The portrayal phase:

  • Portray the Impulse: The therapist invites the patient to vividly imagine this impulse going out onto the person who caused them pain, in fantasy. This allows the full force of rage to be experienced and discharged symbolically.
  • Face Complex Feelings: As the murderous impulse passes, a wave of painful, mixed feelings (guilt, grief, love) spontaneously arises towards the "murdered" figure.
  • Unlocking of the Unconscious: The patient then spontaneously links these feelings to an earlier, formative figure in their life (e.g., a parent). Memories emerge, revealing how past, repressed emotions have driven current symptoms and behaviors.

Healing through integration. This "unlocking" allows the patient to experience and integrate powerful, mixed feelings towards original caretakers. By feeling these emotions where they truly belong, the patient no longer needs to direct them destructively in current relationships or turn them inward as self-punishment. This deep emotional experience leads to profound character change and a more integrated sense of self and others.

12. Therapy: A Courageous Act of Self-Creation.

In therapy, choosing to go against conditioning (defenses) is our continual act of self-transcendence and self-creation.

Beyond determinism. While past experiences and genetics shape us, therapy reveals that we are not merely products of our conditioning. At every moment, we possess the freedom to choose how we respond to our inner and outer worlds. This choice, to either perpetuate self-defeating defenses or embrace our authentic feelings, is an ongoing act of self-creation.

The therapist's role in courage. The therapist's unwavering persistence in confronting defenses, facing fears, and exploring deep emotions is an act of profound compassion and love. This courage inspires the patient to undertake their own journey of self-transcendence, moving from impersonal, automatic habits to conscious, intentional living.

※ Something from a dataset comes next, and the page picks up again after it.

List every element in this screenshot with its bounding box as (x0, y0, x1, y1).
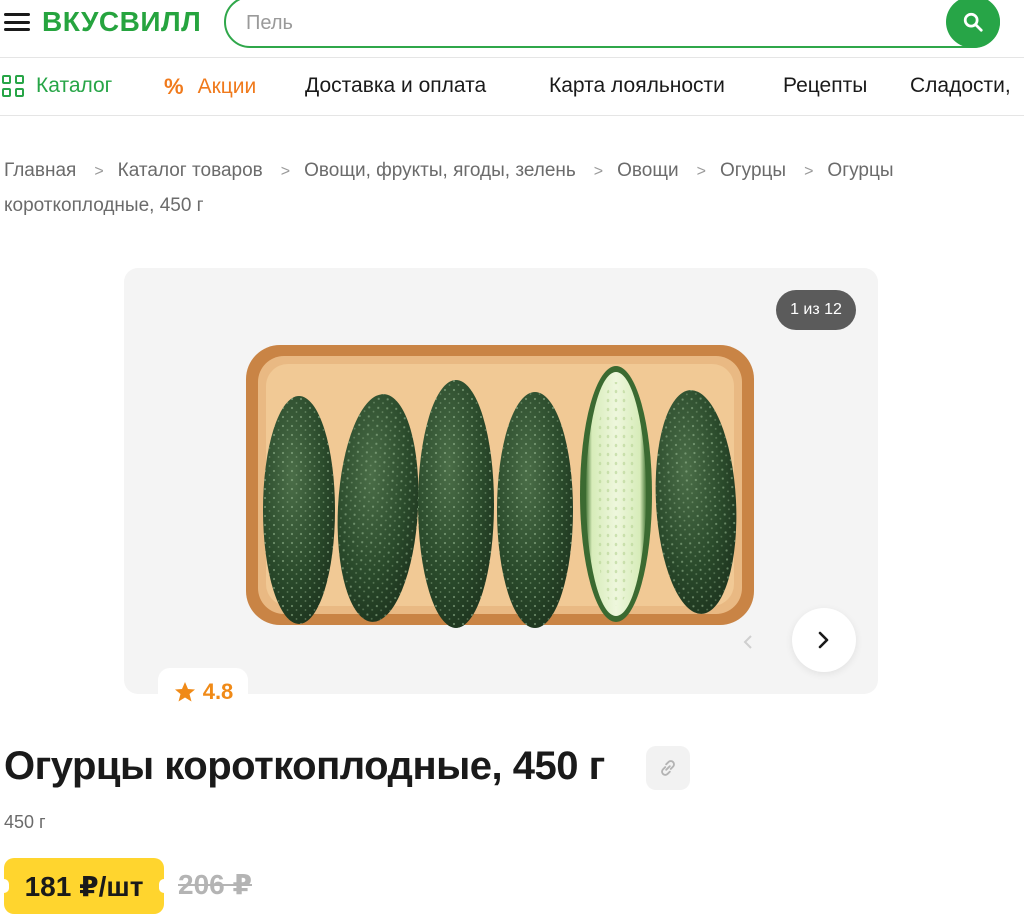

Embracing the mystery. The patient is not their defenses, symptoms, or even their concepts of self. They are a dynamic, living mystery, constantly becoming. Therapy helps dismantle the "false self" built on defenses, allowing the true, authentic person—with their innate capacity for love, freedom, and truth—to emerge. This direct experience of one's being transforms not just who one thought they were, but who they are becoming.